Inspire V Clinical Success
Operationally, the Inspire V launch is succeeding. Management confirmed the device is delivering on its promise of a 20% reduction in surgical time and strong outcomes (87% inspiratory overlap). This clinical efficiency is a key long-term driver, assuming the reimbursement friction can be resolved.
Competitive Coding Landscape
The prompt mentions legal expenses related to patent infringement suits with Nyxoah. While not a primary driver of Q4 results, the continued legal spend ($1.0M in Q4) and the need for a 'long-term solution' for a separate CPT code suggests the competitive and regulatory moat is facing pressure.
Other KPIs
Accelerating. Up 26% YoY from $62.7M in 24Q4. The margin expanded to 29.5%, demonstrating significant operating leverage despite the top-line deceleration.

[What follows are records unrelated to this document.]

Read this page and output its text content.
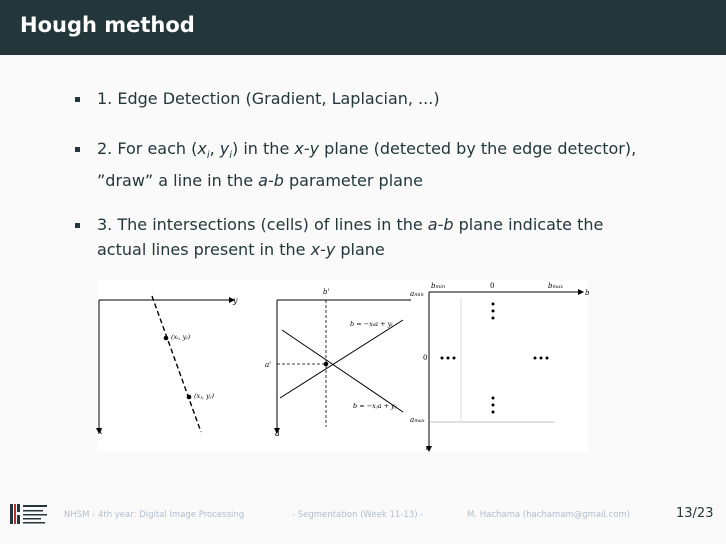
Hough method
1. Edge Detection (Gradient, Laplacian, ...)
2. For each ($x_i$, $y_i$) in the x-y plane (detected by the edge detector),
”draw” a line in the a-b parameter plane
3. The intersections (cells) of lines in the a-b plane indicate the
actual lines present in the x-y plane
y
x
(xᵢ, yᵢ)
(xⱼ, yⱼ)
a
b'
a'
b = −xᵢa + yᵢ
b = −xⱼa + yⱼ
bmin	0	bmax
b
amin
0
amax
a
NHSM - 4th year: Digital Image Processing	- Segmentation (Week 11-13) -	M. Hachama (hachamam@gmail.com)	13/23
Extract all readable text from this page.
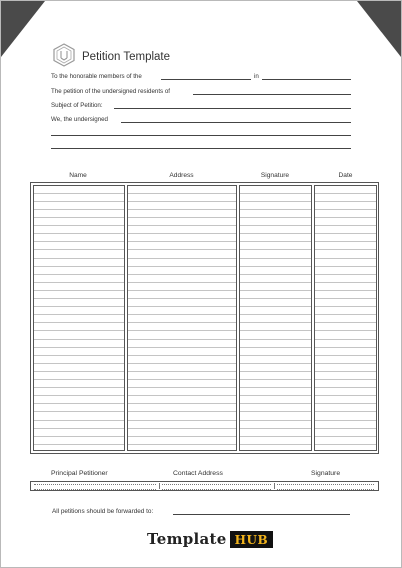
Petition Template
To the honorable members of the	in
The petition of the undersigned residents of
Subject of Petition:
We, the undersigned
Name	Address	Signature	Date
Principal Petitioner	Contact Address	Signature
All petitions should be forwarded to:
Template HUB
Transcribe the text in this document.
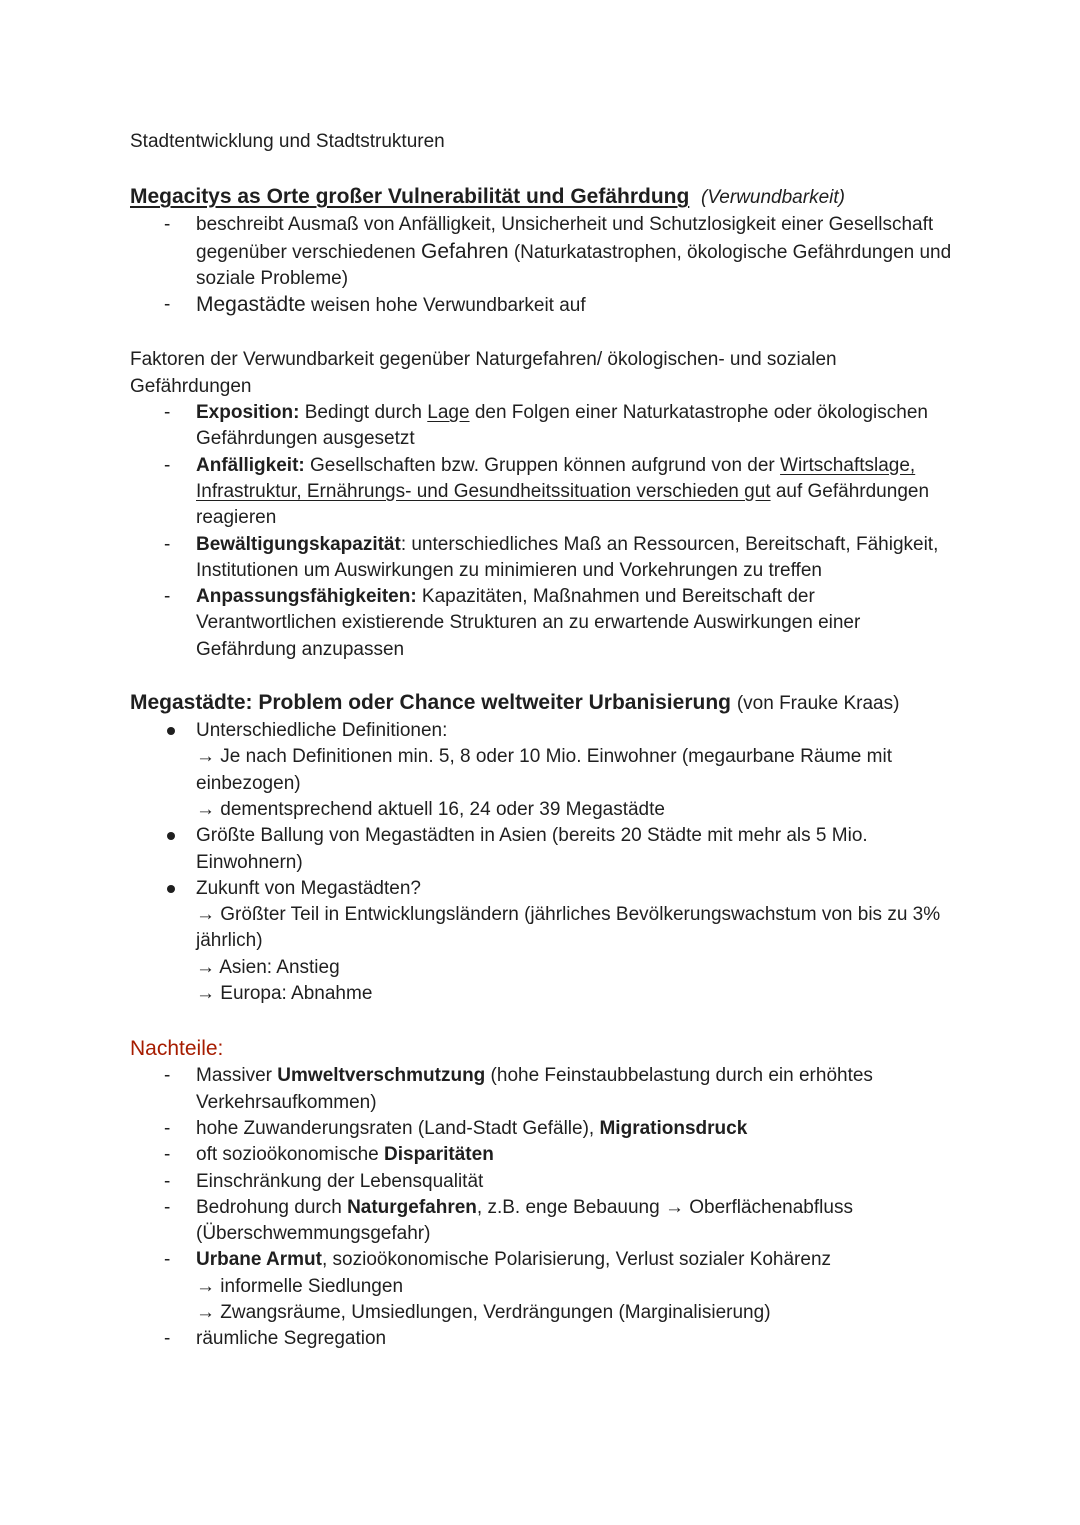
Stadtentwicklung und Stadtstrukturen

Megacitys as Orte großer Vulnerabilität und Gefährdung (Verwundbarkeit)

- beschreibt Ausmaß von Anfälligkeit, Unsicherheit und Schutzlosigkeit einer Gesellschaft gegenüber verschiedenen Gefahren (Naturkatastrophen, ökologische Gefährdungen und soziale Probleme)
- Megastädte weisen hohe Verwundbarkeit auf

Faktoren der Verwundbarkeit gegenüber Naturgefahren/ ökologischen- und sozialen Gefährdungen

- Exposition: Bedingt durch Lage den Folgen einer Naturkatastrophe oder ökologischen Gefährdungen ausgesetzt
- Anfälligkeit: Gesellschaften bzw. Gruppen können aufgrund von der Wirtschaftslage, Infrastruktur, Ernährungs- und Gesundheitssituation verschieden gut auf Gefährdungen reagieren
- Bewältigungskapazität: unterschiedliches Maß an Ressourcen, Bereitschaft, Fähigkeit, Institutionen um Auswirkungen zu minimieren und Vorkehrungen zu treffen
- Anpassungsfähigkeiten: Kapazitäten, Maßnahmen und Bereitschaft der Verantwortlichen existierende Strukturen an zu erwartende Auswirkungen einer Gefährdung anzupassen

Megastädte: Problem oder Chance weltweiter Urbanisierung (von Frauke Kraas)

Unterschiedliche Definitionen:

→ Je nach Definitionen min. 5, 8 oder 10 Mio. Einwohner (megaurbane Räume mit einbezogen)

→ dementsprechend aktuell 16, 24 oder 39 Megastädte

Größte Ballung von Megastädten in Asien (bereits 20 Städte mit mehr als 5 Mio. Einwohnern)

Zukunft von Megastädten?

→ Größter Teil in Entwicklungsländern (jährliches Bevölkerungswachstum von bis zu 3% jährlich)

→ Asien: Anstieg

→ Europa: Abnahme

Nachteile:

- Massiver Umweltverschmutzung (hohe Feinstaubbelastung durch ein erhöhtes Verkehrsaufkommen)
- hohe Zuwanderungsraten (Land-Stadt Gefälle), Migrationsdruck
- oft sozioökonomische Disparitäten
- Einschränkung der Lebensqualität
- Bedrohung durch Naturgefahren, z.B. enge Bebauung → Oberflächenabfluss (Überschwemmungsgefahr)
- Urbane Armut, sozioökonomische Polarisierung, Verlust sozialer Kohärenz

→ informelle Siedlungen

→ Zwangsräume, Umsiedlungen, Verdrängungen (Marginalisierung)

- räumliche Segregation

Decelerating. Based on segment trends, U.S. growth is stabilizing around the low double-digits. The coding uncertainty creates risk for this core segment in early 2026.
Stable. Decreased from $516.5M at the start of the year, primarily due to $175M in share repurchases ($50M in Q4). The company is now self-funding through robust operating cash flow ($117M FY25).
Guidance
Decelerating. Implies 4% to 10% YoY growth, a sharp drop from the 14% growth achieved in FY25. The widened range specifically reflects the risk associated with the coding/billing uncertainty in Q1.
Decelerating vs Q4 run-rate. While FY25 Adjusted EPS was $2.42, the FY26 guide suggests a potential contraction or flat performance at the midpoint ($2.10). This likely reflects the full taxation impact (adj effective tax rate 26-28%) normalizing after the valuation allowance release.
Stable/Decelerating. FY25 achieved 7.3%. The guidance implies margins will remain flat, suggesting that the reimbursement headwinds and marketing investments may offset manufacturing efficiencies in the near term.
Key Questions
Magnitude of Reimbursement Hit
What is the specific percentage reduction in physician fees associated with the -52 modifier on CPT 64582 compared to the previous coding? How long do you expect this interim coding situation to persist?
Guidance Conservatism
The low end of FY26 guidance (4% growth) implies a severe slowdown. Does this assume a pause in center utilization due to the billing confusion, or are you seeing structural demand softening?
Long-Term CPT Strategy
You mentioned seeking a 'long-term solution' with a separate CPT code. What is the realistic timeline for this process—2027 or later—and what happens to margins in the interim?
Profitability vs. Growth
With growth slowing to single digits, will you pivot more aggressively to margin expansion to support the stock valuation, or is the plan to spend heavily to re-accelerate the top line?